İyi ki kitabı okuyarak filmi izlemişim. Okumadan izleseydin bir halt anlamazdım şu filmden yani. Film gerçekten bir sürü eksiklik barındırıyor. Resmen masraftan kaçmış gibiler. Bir çok detay yok, sahneler kısa, hoooop diye yıllar geçiyor, bağlanış kötüüü, karakterler tam olarak yansıtılamamış vs vs...

Dexter ve Emma karakteri arasında olan o tutkuyu maalesef yansıtamamışlar. Dexter'ın ukalalığı, şımarıklığı, dibe vuruşları yok... Karakterler sanki 88 yılından itibaren hiç yaşlanmıyor bari makyaja biraz para harcasaydınız :)) Açıkça söylüyorum Alacakaranlık serisini okuyup bitirdikten sonra filmi izlediğimde bile çok daha fazla etkilenmiştim. Hoş onunda grafiği yükseleceğine düşüşte olan bir şekilde gidiyor film için ama olsun ilk filmi iyiydi en azından...

Belki ben çok fazla beklenti içindeydim bilemedim şimdi :)) 

Kitabı okuduysanız hiç filmi izlemeyin gereksiz vakit kaybı, kitabı okumadıysanız izleyebilirsiniz sanırım tadı öyle daha kolay çıkacaktır.

imdb : 6.7
sinemalar.com : 6.9

Shark Night / Katil Köpekbalığı


Pek sevmem köpekbalıklı filmleri ama bu filmle yıllaaar yıllar sonra bir şans vereyim dedim. Malum 3 boyut gibi yeni yeni özellikler sinema dünyasına karıştı :)

Filmi izlerken sevmediğim bir tür olduğu için gerçekten sıkıldım. Film bu sefer farklı bir yoldan ele alınmış ama yine de hoşuma gitmedi. 

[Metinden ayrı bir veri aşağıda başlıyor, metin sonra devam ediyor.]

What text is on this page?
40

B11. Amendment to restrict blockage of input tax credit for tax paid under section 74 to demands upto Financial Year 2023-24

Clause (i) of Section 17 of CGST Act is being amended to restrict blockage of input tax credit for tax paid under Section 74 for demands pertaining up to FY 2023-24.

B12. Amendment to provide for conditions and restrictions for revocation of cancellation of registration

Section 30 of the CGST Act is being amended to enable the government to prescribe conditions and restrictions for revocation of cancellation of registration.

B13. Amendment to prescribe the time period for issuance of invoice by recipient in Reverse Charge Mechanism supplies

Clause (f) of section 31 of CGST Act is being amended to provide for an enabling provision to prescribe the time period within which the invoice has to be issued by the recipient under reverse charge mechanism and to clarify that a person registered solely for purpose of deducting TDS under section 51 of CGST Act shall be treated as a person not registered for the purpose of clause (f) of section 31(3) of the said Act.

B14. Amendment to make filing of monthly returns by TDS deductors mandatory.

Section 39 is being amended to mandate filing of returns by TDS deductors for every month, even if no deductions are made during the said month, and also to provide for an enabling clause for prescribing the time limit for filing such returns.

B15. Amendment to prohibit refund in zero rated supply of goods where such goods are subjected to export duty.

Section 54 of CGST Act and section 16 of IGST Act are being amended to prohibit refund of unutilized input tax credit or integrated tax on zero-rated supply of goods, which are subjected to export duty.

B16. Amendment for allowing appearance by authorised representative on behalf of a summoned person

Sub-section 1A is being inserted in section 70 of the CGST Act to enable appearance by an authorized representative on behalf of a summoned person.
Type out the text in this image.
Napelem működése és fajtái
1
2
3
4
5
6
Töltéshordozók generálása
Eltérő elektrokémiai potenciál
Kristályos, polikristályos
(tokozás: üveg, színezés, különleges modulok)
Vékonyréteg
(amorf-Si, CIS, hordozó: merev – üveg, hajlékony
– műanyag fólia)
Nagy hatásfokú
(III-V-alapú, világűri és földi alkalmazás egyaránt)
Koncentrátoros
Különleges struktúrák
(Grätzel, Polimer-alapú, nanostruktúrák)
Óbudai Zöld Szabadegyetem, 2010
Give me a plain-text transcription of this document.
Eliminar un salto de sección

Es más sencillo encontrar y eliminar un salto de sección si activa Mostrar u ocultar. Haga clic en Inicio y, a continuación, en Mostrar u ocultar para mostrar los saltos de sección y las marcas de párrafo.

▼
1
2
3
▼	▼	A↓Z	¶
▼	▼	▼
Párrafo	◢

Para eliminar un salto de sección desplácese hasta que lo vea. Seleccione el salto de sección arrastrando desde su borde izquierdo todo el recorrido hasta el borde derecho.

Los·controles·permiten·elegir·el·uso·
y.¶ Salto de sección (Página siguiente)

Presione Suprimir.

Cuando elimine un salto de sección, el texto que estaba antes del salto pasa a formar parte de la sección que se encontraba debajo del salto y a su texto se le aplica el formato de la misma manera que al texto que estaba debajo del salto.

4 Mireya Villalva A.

Klasik bir şekilde gençlerin sınav stresini üslerinden atma bahanesiyle sarışın alımlı kızımızın göl evine giderler. Gitmesiyle olaylar başlar zaten. Bu kadar mı şanssızlık olur "Son Durak" film serisi gibi evet olur :)) Zaten "Son Durak" serisinin yapımcılarından :) Göl evinde köpekbalığı ne arar işte orası filmin sırrı zaten :)

Görüntüler, sahneler gayet güzel öyle uyduruk kalitede olan bir film değil. İşleniş bakımından çok sıradan ve sıkıcı geldi. Ahh hayatımın filmi bir daha izleyeyim diye bir durum yaratmıyor :)

Boş vaktiniz için idare ederlik çerez filmlerden :) Filmlerin fragmanları konunun devamında yer alıyor haberiniz olsuuun :)

imdb : 4.0
sinemalar.com : 6.0

24 Aralık 2011 Cumartesi

Submarine


Okulda popüler olmaya çalışan ezik tiplerden biriyken birden bire aşık olur ve dünyanın en iyi sevgilisi olmaya kendini adayan liseli gencin yaşadıklarını anlatıyor.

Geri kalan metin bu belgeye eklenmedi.